Today, he says that the book’s argument is most applicable to homelessness.
“It went beyond traditional theories of civil disobedience because it included things like non-violent theft, like shoplifting, or the theft of intellectual property, and also squatting, and when I look around, the example that is most squarely engaged by our book is the homeless encampments around Seattle which are formally illegal but reflect and reveal real imbalances in our housing market,” he said.
A Catholic view of property informs his book, which in the end argues that those breaking property law sometimes help to advance the development of law by shedding light on those kinds of imbalances or inefficiencies. Sometimes, the law’s response is to double down on enforcement. But, historically, at times the state has also responded by changing the law. Examples include the Homestead Act of 1862 and the public accommodations provisions of the Civil Rights Act of 1964, said Peñalver.
“If you want to summarize the Catholic view of property, it is that there is a right to private property, that the ability to plan and control and invest is part of human flourishing, but that also means that because it is a human right, everyone is entitled to some ownership,” he said.
Peñalver, who speaks with a calm intensity, gave the example of a famous Texas economist who advanced a similar view.
“He was accused of being a socialist, but he said, ‘I believe in private ownership—in fact, I think it’s so great, everyone should have some.’”
Peñalver, when asked for a thread that defined his life, said, after some reflection, things had often happened because of serendipity—or accident, even.
He went to Cornell without ever visiting. He thought the Rhodes Scholarship was something that was just given out, like a Pulitzer.

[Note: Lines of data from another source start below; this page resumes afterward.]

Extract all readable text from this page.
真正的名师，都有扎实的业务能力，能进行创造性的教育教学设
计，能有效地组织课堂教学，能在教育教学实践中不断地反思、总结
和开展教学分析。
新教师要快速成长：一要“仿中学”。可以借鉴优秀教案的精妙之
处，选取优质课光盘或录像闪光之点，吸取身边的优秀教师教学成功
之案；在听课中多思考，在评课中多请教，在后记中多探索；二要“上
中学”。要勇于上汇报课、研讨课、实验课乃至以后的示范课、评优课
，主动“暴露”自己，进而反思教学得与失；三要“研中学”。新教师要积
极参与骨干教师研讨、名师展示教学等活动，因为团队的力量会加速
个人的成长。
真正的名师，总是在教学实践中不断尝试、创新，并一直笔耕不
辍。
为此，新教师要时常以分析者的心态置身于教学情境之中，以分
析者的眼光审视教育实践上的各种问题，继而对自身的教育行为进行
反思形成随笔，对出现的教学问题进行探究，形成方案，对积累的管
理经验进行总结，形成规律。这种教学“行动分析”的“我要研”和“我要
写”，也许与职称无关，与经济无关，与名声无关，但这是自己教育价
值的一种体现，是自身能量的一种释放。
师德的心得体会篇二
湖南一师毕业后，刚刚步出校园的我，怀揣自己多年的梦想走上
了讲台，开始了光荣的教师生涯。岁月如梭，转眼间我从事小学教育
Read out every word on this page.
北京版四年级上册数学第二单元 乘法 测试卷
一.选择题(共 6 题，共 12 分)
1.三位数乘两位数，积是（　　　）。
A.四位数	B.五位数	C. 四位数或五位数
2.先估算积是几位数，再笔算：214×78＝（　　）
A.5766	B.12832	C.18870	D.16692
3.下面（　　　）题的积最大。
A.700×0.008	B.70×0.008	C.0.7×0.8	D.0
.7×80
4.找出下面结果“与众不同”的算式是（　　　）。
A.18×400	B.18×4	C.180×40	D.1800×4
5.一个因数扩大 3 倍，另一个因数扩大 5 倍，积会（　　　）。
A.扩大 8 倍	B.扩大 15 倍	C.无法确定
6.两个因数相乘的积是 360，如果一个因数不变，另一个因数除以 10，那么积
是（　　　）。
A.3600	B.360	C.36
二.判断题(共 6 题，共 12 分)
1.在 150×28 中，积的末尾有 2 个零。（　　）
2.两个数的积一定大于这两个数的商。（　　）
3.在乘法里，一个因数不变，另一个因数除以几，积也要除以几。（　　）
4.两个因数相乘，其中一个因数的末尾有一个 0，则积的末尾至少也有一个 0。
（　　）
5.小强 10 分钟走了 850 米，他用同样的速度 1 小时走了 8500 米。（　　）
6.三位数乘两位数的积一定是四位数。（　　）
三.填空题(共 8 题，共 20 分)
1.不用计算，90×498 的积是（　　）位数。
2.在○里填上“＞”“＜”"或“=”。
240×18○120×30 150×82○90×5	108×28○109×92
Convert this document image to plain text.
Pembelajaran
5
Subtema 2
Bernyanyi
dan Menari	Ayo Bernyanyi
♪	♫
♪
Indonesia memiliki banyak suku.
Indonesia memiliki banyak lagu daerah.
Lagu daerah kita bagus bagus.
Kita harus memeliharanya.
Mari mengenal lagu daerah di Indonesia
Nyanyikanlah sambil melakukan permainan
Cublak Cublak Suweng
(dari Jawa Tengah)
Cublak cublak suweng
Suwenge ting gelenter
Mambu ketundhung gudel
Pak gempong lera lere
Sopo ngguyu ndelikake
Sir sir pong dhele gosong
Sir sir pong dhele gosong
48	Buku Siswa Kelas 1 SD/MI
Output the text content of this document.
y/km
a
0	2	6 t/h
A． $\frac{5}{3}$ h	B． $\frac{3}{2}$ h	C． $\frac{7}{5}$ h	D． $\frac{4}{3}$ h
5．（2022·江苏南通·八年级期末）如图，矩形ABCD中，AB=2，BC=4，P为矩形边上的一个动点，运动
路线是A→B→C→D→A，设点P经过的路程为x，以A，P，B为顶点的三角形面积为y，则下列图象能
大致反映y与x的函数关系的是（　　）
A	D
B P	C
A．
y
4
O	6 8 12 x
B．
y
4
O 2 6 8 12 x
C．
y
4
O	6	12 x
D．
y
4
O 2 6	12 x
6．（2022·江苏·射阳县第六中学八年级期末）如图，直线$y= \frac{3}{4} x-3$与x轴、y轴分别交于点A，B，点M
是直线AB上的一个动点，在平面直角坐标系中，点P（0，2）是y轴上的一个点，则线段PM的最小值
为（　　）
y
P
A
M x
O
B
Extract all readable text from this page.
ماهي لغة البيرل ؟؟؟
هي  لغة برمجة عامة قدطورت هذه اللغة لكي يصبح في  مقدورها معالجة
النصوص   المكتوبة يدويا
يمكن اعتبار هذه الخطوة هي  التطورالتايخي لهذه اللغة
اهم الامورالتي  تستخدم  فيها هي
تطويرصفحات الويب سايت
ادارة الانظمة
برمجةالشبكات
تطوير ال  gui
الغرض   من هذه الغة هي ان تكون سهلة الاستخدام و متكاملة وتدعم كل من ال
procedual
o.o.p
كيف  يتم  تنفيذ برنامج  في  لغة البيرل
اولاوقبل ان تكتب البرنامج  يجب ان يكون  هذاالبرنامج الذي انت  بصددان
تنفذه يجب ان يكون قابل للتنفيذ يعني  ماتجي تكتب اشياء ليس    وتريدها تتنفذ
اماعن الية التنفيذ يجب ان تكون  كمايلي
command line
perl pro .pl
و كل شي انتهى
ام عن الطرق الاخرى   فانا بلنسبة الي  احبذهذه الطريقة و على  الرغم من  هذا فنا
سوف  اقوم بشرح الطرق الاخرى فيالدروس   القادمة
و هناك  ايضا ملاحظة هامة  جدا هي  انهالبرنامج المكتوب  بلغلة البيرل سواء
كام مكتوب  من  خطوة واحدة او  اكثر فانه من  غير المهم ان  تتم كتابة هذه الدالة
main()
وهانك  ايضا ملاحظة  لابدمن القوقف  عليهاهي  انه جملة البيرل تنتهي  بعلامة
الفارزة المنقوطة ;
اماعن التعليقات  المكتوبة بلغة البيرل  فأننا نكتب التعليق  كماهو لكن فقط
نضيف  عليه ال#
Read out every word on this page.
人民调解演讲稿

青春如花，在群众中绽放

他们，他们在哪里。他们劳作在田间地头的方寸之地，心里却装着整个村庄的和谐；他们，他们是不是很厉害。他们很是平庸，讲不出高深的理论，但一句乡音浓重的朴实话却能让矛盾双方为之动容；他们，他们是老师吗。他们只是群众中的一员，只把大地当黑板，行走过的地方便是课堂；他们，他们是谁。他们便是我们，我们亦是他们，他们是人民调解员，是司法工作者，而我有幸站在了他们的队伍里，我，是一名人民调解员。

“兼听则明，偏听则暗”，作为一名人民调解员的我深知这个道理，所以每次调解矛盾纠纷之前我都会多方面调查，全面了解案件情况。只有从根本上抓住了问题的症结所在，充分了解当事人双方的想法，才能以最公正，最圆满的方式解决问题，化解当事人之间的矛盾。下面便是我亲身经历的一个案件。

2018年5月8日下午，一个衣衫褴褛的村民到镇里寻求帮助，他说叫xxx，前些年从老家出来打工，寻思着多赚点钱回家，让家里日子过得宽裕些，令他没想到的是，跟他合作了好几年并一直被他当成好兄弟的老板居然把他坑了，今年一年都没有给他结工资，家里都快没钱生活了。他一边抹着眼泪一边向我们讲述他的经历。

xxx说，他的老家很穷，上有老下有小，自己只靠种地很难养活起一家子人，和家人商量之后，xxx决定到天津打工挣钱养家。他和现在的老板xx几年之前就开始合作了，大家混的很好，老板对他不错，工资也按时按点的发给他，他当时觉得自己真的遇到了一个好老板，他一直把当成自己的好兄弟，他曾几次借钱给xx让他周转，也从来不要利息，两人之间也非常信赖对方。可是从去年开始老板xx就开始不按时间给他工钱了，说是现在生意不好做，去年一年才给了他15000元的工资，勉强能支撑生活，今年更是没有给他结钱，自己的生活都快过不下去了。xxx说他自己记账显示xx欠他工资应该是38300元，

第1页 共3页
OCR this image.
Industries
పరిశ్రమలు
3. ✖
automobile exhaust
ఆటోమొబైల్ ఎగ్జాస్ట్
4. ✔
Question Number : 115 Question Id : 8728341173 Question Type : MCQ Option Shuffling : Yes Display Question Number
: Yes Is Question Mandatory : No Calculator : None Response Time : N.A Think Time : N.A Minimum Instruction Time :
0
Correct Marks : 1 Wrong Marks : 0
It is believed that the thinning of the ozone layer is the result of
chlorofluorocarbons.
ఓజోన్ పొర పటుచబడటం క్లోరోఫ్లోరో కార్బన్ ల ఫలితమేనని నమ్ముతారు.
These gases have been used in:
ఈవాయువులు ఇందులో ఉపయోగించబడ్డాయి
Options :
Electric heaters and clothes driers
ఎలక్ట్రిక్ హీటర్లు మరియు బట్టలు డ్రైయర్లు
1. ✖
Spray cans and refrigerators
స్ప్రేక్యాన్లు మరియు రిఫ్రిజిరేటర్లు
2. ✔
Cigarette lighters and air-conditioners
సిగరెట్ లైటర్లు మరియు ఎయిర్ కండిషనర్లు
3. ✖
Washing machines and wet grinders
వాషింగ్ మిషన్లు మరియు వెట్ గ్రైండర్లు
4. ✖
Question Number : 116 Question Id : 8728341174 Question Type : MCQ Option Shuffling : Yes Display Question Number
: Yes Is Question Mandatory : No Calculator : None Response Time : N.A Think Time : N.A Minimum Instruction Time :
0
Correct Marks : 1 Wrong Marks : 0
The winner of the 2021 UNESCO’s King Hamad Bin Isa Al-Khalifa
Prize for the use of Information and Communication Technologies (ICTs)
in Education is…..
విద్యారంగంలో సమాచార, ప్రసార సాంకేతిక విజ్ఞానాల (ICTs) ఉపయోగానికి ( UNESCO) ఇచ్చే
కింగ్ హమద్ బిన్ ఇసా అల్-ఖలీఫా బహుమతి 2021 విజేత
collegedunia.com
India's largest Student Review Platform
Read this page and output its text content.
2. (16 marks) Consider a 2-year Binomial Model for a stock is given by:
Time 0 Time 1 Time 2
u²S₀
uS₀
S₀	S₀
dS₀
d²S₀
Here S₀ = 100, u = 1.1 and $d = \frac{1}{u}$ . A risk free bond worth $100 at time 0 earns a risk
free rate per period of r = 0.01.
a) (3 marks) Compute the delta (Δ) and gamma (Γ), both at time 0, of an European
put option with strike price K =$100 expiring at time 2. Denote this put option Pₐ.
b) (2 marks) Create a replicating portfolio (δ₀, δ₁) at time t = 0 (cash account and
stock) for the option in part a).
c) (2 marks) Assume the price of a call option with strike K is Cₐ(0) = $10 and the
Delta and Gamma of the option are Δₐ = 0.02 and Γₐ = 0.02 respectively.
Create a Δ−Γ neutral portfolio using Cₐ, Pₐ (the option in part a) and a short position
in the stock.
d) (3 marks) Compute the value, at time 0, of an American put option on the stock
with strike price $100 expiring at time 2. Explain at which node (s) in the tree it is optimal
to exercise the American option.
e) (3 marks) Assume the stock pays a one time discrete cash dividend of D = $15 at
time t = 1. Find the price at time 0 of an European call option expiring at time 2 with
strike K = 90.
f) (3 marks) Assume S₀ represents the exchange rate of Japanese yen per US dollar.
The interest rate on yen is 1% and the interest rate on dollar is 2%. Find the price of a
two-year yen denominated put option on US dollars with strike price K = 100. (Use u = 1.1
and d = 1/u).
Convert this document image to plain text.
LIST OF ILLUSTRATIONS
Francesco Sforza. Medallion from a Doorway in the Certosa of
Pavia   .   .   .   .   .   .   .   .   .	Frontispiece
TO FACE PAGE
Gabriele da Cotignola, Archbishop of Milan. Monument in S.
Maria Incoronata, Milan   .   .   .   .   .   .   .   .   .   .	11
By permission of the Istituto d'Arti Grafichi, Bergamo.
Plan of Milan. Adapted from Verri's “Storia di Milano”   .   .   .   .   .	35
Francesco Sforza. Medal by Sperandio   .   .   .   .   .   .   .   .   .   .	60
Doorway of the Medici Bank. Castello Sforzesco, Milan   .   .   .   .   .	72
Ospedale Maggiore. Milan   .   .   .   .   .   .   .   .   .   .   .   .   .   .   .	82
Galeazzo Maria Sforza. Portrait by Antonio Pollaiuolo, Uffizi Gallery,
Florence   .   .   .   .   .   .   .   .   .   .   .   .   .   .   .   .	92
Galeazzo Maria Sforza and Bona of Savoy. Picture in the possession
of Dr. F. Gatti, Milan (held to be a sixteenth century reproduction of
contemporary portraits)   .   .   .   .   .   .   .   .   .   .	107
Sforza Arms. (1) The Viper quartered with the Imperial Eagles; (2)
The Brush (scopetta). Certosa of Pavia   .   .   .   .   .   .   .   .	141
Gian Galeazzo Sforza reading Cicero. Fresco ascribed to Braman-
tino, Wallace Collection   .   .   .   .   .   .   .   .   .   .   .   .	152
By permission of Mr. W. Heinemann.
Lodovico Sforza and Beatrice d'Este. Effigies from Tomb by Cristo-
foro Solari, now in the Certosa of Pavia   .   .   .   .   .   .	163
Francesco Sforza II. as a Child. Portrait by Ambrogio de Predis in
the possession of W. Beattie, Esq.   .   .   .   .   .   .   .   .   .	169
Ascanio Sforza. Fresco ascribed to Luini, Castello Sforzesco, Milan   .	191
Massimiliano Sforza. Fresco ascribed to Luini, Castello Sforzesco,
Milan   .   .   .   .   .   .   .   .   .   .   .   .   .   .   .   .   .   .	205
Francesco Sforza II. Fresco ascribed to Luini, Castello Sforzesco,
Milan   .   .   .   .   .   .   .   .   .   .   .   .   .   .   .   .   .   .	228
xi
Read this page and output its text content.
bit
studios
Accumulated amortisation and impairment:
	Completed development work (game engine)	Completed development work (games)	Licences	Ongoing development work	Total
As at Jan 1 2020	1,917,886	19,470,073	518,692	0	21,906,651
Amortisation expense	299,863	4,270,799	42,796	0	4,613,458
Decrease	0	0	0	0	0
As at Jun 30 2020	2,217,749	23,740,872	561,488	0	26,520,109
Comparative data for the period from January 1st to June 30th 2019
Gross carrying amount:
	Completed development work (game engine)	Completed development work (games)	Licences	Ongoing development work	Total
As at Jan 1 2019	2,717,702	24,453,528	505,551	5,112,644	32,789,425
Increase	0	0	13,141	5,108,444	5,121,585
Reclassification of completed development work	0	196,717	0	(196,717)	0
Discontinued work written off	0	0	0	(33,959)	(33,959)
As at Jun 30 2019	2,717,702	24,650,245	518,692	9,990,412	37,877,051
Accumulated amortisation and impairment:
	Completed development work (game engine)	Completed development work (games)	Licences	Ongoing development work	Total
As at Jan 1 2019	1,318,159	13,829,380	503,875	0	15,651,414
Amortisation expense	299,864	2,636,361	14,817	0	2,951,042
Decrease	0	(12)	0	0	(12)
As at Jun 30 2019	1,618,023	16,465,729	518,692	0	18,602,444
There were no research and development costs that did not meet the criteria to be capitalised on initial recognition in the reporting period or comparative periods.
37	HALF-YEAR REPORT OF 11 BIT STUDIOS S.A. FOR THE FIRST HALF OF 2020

He was uncertain about his next step while wanting to leave his law firm when the dean of Yale Law School called him and interested him in teaching.
He had been looking to return to the Pacific Northwest for 30 years and had given up when he was contacted about the Seattle University presidency opening up and invited to apply.
His wife, Sital Kalantry, who was profiled by this newspaper last month, teaches at the law school.
“If there’s a theme, it’s a little bit of an accidental career path,” he said. “I’m not a big believer in very linear careers and I always counsel students not to be too strategic if you don’t know where you’re going to be in five years––the key thing is to be enjoying what you’re doing and have it be meaningful to you at every stage, then you never have any regrets about your grand plan not working out.”